KANSAS CITY, Mo. — The Who's Roger Daltrey isn't losing it anytime soon. The 66-year-old vocalist brought his "Use It or Lose It Tour" to Kansas City's historic Uptown Theater on Saturday night, and he and his five-piece solo band gave ticket-buyers their money's worth by shredding through Who rarities, a Johnny Cash medley and recurring blasts of exploratory hard rock and street-based blues.
Wearing a blue-and-white shirt, black jeans, black shoes and those small, now-familiar glasses, Daltrey looked comfortable, relaxed and inspired while commanding the attention of the capacity, 1,800-member audience. The brightest spot, possibly, was Daltrey's take of jazz master Mose Allison's "Young Man Blues," which emitted so much earthy energy and unbridled fire that it was reminiscent of The Who's famous live cover version from 1970. Daltrey's guitarists, Simon Townshend (brother of The Who's Pete Townshend) and Frank Simes, slashed out an electric-guitar maze of raw sound on top of John Button's bass, Loren Gold's keyboards and Scott Devours' drums.
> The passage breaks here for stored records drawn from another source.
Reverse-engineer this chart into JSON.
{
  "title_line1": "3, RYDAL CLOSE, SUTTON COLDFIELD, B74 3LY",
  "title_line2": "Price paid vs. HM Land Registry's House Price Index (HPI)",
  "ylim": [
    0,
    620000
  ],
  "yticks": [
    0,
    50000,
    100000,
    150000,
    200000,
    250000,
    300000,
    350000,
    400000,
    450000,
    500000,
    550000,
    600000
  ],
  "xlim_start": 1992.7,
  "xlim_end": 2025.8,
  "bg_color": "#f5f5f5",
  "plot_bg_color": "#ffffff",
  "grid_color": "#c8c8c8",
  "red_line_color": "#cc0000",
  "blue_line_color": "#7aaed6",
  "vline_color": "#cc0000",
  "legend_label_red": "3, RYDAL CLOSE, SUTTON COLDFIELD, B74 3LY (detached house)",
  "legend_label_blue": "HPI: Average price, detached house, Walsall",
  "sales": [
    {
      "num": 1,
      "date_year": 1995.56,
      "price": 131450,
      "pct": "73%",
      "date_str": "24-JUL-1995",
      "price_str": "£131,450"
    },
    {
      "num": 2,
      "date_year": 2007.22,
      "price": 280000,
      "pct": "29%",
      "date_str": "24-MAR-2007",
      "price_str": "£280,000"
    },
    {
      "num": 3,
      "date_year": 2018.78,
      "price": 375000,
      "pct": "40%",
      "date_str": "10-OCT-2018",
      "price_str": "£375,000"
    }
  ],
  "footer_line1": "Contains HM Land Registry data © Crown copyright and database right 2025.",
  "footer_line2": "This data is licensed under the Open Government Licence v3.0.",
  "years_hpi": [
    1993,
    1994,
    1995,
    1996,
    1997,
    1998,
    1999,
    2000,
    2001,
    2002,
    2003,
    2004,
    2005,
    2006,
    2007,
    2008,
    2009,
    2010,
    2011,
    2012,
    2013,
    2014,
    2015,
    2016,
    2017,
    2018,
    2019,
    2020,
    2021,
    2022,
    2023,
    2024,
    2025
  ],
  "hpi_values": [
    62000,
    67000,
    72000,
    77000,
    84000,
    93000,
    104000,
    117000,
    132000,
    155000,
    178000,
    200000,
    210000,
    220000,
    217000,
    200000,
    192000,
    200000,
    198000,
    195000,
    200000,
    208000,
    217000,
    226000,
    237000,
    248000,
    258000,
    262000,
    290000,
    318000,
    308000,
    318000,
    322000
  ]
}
When they tackled The Who's "Bargain," Devours hit his large roto toms and cymbals so hard during the song's great, noisy coda that his drum sticks literally splintered into twigs.
Daltrey, thankfully, tackled songs that rarely are played live by The Who, like "I Can See for Miles" and "Pictures of Lily." The former, with its widescreen-like fury, stood loud and proud, drawing some of the loudest cheers of the evening, while the latter wove crunchy guitars through the track's adventurous arrangement.
Even Daltrey's spin on The Who's regular showcase, "Baba O'Riley," blasted from the stage with a freshness that couldn't be denied. The opening synthesizer sequence - it's still the greatest keyboard part in all of rock music - jolted through the audience of all ages, despite the obvious absence of The Who's Pete Townshend, Zak Starkey and Pino Palladino.
Midway through the two-hour, 10-minute concert, Daltrey mentioned The Who's set at the 2010 Super Bowl, a 12-minute appearance that was good but fell short of the Rock and Roll Hall of Famers' unbeatable show at Dallas' Reunion Arena back in 2000 or their stage-stealing moment at Paul McCartney's Concert for New York City benefit in 2001. He told the Uptown Theater's crowd that he was thankful that the New Orleans Saints won the Super Bowl, because they "needed some luck - something good," and he gave props to all U.S. soldiers.
Humor also grabbed a few rays of the decorated theater's colored spotlights. Daltrey bragged about the octave-jumping voice of the late John Entwistle during the show, which ironically was on the eve of the eighth anniversary of Entwistle's death.
"He used to be able to sing really, really high, and then sometime around the late 1960s or early 1970s, his voice just dropped," Daltrey said of Entwistle, The Who's original bassist. "Anyone who ever had the pleasure of speaking with John knew the sound of his voice."
Daltrey then mimicked Entwistle's deep, slightly muffled speaking voice perfectly to cheers and laughter. Several minutes later, when Daltrey wanted to veer from his set list, his band stood silent for a few seconds.
"Play ‘Magic Bus'!" shouted one fan from the dark. "No, I don't want to play that one," Daltrey jokingly barked back with a mock frown. "Do ‘Let's See Action,'" hollered another fan. "No, I don't want to do that one either, because I can't remember all of those words," Daltrey answered with a grin as the audience laughed.
Daltrey's impassioned readings of "My Generation," "Behind Blue Eyes," "Who Are You," "Real Good Looking Boy," "Without Your Love," Taj Mahal's "Freedom Ride," Creedence Clearwater Revival's "Born on the Bayou" and a short medley of Johnny Cash essentials were sprinkled throughout the diverse set. Simon Townshend took lead vocals on the bouncy "Goin' Mobile," and although there was no "Won't Get Fooled Again" or "5:15," bruising versions of "Naked Eye" and "The Real Me" were comforting rewards.
Daltrey decided to name his tour "Use It or Lose It" based on his self-prescribed need to keep his vocal chops limber and warm while The Who are inactive. He and Pete Townshend currently are waiting to see if a new inner-ear monitor system will allow for any more tours for The Who - Townshend, once again, is combating severe tinnitus and can't handle loud stage volume levels.
Standing 15 feet in front of Daltrey in Kansas City revealed a talent and personal side that just don't quite make the full translation through TV or film. His gifts, like the skills of Roger Waters, Carl Palmer and Joe Walsh, are much more stunning in person. Saturday's concert proved that Daltrey, if forced, could make it fine as a solo artist from here on out, but one more Who tour with Daltrey and Pete Townshend at the front of the stage would be tops.